By: Bill Kearney & Diego Beltran
Edited by: Thomas Howard
On Monday, June 28th, 2021, a surprising propopent to end the federal prohibition of marijuana emerged in the US Supreme Court.
After the Court denied a review of a Colorado case which dealt with a medical marijuana dispensary and a challenge to a public policy provision in the Tax Code, Associate Justice Thomas, notoriously one of the most conservative judges to ever sit on the bench, wrote a statement acknowledging that, because of an acceptance of state-level cannabis legalization, “a prohibition on intrastate use or cultivation of marijuana may no longer be necessary or proper to support the Federal Government’s piecemeal approach.” He further asserted that the Colorado case that the Supreme Court refused to hear is a prime example of the fact that marijuana businesses do not experience “equal treatment” under the law.
For nearly two decades now, the US Supreme Court has maintained its decision from Gonzales v. Raich (2004), which based its usage of the commerce clause on the storied wheat farmer featured in Wickard v. Filburn (1941). Under the Raich decision, the Court ruled that Congress’s power to regulate interstate commerce authorized it “to prohibit the local cultivation and use of marijuana.” The Court’s reasoning was that Congress had “enacted comprehensive legislation to regulate the interstate market in a fungible commodity” and that exemption for local use could undermine this “comprehensive” regime. The Court stressed that Congress had decided “to prohibit entirely the possession or use of marijuana” and had “designate[d] marijuana as contraband for any purpose, prohibiting any intrastate use was thus, according to the Court, “‘necessary and proper’” to avoid a “gaping hole” in Congress’ closed regulatory system.”
However, in his statement, Justice Thomas acknowledged that since the decision was made in Raich, which was meant to solidify the federal government’s approach on cannabis, Congress has sent mixed signals on enforcing its once comprehensive views. For example, between 2009 and 2013, the Department of Justice issued memorandums outlining a policy against intruding on state legalization schemes or prosecuting certain individuals who comply with state law. Additionally, in every fiscal year since 2015, Congress has prohibited the Department of Justice from “spending funds to prevent states’ implementation of their own medical marijuana laws.”
These policies by Congress and the federal government have had significant ramifications, given the vast expansion of US states developing marijuana laws since the decision in Raich. Indeed, in just the last calendar year, New York, New Mexico, Virginia, New Jersey and Connecticut have all passed adult-use recreational marijuana laws. Currently, there are 36 states with medical marijuana laws, and 18 of them, and also Washington D.C., have recreational use laws enacted as well. South Dakota passed a referendum to legalize marijuana in its state, which would have made it the 19th state to pass such a law, but currently the bill was overturned in the courts. Support for complete legalization of cannabis is at 68% nationwide. Given all these facts, Justice Thomas was correct in saying that, “one can certainly understand why an ordinary person might think that the Federal Government has retreated from its once-absolute ban on marijuana.” He belabored the point of how the Federal Government is talking out of both sides of its mouth on marijuana policy with his pity quip, “I could go on.”
Justice Thomas summed up the hypocrisy of the federal government well when he said that, “the Federal Government’s current approach is a half-in, half-out regime that simultaneously tolerates and forbids local use of marijuana.
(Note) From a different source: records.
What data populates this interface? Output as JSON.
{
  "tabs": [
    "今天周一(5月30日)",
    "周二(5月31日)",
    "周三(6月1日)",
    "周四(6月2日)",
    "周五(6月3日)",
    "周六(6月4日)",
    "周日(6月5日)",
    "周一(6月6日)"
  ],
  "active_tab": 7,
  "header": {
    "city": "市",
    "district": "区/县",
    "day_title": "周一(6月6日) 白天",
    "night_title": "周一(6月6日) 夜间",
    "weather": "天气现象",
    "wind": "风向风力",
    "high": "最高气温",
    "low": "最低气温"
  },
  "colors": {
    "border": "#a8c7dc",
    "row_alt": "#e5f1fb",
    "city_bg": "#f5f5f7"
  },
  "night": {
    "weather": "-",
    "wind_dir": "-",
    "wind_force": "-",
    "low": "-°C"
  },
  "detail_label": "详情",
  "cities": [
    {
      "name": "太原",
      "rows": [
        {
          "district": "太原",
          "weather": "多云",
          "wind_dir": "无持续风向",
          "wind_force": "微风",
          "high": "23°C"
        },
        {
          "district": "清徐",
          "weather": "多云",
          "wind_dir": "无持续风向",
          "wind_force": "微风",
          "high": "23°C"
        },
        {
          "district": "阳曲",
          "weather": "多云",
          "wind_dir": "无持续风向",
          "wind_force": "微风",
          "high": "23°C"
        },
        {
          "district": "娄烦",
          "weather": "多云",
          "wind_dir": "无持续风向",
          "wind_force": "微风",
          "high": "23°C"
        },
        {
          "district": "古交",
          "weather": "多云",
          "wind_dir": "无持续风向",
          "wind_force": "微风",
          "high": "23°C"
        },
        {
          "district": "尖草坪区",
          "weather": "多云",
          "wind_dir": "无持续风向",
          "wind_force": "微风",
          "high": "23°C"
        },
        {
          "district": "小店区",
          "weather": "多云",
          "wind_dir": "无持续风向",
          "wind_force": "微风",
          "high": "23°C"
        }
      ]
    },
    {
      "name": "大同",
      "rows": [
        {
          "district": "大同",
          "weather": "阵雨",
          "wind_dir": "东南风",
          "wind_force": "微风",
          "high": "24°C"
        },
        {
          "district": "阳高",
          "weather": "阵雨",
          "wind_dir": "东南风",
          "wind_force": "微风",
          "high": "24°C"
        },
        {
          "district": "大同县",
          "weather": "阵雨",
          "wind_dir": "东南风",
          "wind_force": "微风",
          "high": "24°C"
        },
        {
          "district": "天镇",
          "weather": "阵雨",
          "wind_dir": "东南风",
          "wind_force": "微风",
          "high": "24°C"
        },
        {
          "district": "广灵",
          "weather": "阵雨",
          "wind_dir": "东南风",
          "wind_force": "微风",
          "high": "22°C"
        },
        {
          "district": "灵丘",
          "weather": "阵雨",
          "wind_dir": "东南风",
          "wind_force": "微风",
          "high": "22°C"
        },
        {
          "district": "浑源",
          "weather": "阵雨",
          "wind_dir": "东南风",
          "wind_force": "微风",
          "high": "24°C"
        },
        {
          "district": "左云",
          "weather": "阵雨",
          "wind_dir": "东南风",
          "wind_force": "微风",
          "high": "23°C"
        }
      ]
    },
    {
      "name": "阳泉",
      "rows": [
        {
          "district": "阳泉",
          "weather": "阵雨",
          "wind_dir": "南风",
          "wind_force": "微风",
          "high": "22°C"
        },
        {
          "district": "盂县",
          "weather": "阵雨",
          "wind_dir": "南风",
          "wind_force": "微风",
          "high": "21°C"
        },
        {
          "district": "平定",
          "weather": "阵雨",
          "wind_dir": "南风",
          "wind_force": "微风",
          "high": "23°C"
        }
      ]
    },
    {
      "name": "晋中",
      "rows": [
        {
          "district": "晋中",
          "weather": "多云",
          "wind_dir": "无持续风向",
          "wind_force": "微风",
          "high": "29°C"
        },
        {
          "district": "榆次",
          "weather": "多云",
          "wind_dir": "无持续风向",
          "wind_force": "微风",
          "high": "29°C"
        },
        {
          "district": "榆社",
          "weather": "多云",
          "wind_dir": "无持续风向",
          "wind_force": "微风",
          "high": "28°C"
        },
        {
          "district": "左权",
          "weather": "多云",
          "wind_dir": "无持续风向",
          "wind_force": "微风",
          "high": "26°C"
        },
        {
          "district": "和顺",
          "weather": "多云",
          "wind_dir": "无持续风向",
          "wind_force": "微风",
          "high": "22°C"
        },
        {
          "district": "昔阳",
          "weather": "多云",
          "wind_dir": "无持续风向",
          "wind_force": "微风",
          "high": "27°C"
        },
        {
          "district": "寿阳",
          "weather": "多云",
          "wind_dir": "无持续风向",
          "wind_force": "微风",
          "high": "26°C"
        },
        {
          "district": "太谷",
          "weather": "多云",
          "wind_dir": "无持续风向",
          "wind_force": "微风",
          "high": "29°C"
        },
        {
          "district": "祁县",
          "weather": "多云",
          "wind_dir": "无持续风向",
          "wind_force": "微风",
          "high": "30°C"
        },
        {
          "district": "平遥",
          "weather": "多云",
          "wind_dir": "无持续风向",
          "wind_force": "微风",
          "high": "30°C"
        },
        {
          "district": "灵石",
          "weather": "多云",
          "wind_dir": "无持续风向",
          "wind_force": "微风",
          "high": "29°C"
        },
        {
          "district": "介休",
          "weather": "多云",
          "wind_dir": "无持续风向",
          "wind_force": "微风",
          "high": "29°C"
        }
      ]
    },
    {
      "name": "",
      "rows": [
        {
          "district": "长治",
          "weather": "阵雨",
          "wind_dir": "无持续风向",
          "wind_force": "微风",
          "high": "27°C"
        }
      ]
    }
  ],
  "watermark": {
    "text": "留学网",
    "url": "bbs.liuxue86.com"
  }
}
This contradictory and unstable state of affairs strains basic principles of federalism and conceals traps for the unwary.” The Justice is acknowledging the fact that, since the decision in Raich, no Attorney General or sitting President has been strong enough to reclassify cannabis to allow use in states that have passed legalization laws, and in turn would address other significant problems with the current federal laws regarding marijuana, especially the tax code.
For the US marijuana industry, and for the country as a whole, this statement by a sitting US Supreme Court Justice questioning whether or not the Federal marijuana laws are even necessary is a promising, welcomed argument that gives hope to millions that the end of marjuana prohibition is in sight. However, given that not one of the other Justices added their name with Justice Thomas’s statement, it seems it still will be a long journey for the judicial system to help end the criminalization of marijuana. Until Justice Thomas gains support, the movement must keep pressure on Congress to take some sort of action on finally ending the disortous prohibition of marijuana. Because marijuana policy is inherently a political question, the Court will not quickly wade into the policy by throwing it out. But the Court also cannot turn a blind eye on a clearly increasingly incoherent policy of federal marijuana law where it is only enforced when the IRS can rake in handsome audit revenue, but not use those funds to actually enforce the Schedule I nature of the substance.